Ну а мне ж не надо ни чертей, ни леших,
Ни красавиц древних, и не упырей...
Ждать я собираюсь ту, что лишь однажды
Повстречал нежданно в тишине ночей...
В белом платье легком, с поступью весенней,
Мотыльком полночным в темноте кружа,
Обожгла ты душу запахом сирени,
И от аромата расцвела душа...
И ушла ты, точно мотыльком вспорхнула,
Однодневкой наше счастье полегло...
На руках навеки у меня уснула,
В сердце лишь оставив горькое тепло...
Я искал повсюду, и мне подсказали,
Что тебя я встречу, день тот недалек...
На опушке леса, в час моей печали
Я тебя увижу, призрак-мотылек...
Костер тихо потрескивал, словно тоже прислушивался, в воздухе повисло молчание.
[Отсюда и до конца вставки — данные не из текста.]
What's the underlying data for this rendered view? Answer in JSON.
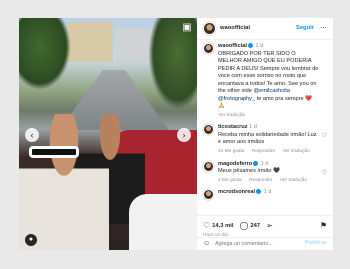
{
  "post": {
    "username": "waoofficial",
    "follow_label": "Seguir",
    "more_icon": "ellipsis-icon",
    "caption": {
      "user": "waoofficial",
      "time": "1 d",
      "text": "OBRIGADO POR TER SIDO O MELHOR AMIGO QUE EU PODERIA PEDIR A DEUS! Sempre vou lembrar de voce com esse sorriso no rosto que encantava a todos! Te amo. See you on the other side",
      "mentions": "@emilcashcita @frotography_",
      "tail": "te amo pra sempre ❤️🙏",
      "translation": "Ver tradução"
    },
    "comments": [
      {
        "user": "ticostacruz",
        "time": "1 d",
        "text": "Receba minha solidariedade irmão! Luz e amor aos irmãos",
        "likes": "41 Me gusta",
        "reply": "Responder",
        "translation": "Ver tradução"
      },
      {
        "user": "magodeferro",
        "time": "1 d",
        "text": "Meus pêsames irmão 🖤",
        "likes": "4 Me gusta",
        "reply": "Responder",
        "translation": "Ver tradução"
      },
      {
        "user": "mcrodsonreal",
        "time": "1 d",
        "text": "",
        "likes": "",
        "reply": "",
        "translation": ""
      }
    ],
    "actions": {
      "likes": "14,3 mil",
      "comments": "247"
    },
    "timestamp": "Hace un día",
    "comment_placeholder": "Agrega un comentario...",
    "post_label": "Publicar"
  },
  "colors": {
    "accent": "#0095f6",
    "verified": "#0095f6"
  }
}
- Это грустная сказка, дядь… - сказал старший.
- Но мы ведь тоже можем так подождать нашу маму, вдруг она по нам скучает и придет к нам этой ночью, – слова младшего оживили тишину.
- Скажи, дядь, а такое может быть?
- Может быть все, если в это очень сильно верить и хотеть.
- Тогда можно мы останемся с тобой, дядь? Вдруг сегодня тоже особенная ночь? Правда у нас нет топора, но у Вити есть ножик. - Младший из ребят гордо продемонстрировал кухонный нож с обломанной пластиковой ручкой.
- Можно.
- А ты можешь рассказать еще какую-нибудь сказку, чтобы нам не было так страшно – в один голос попросили они.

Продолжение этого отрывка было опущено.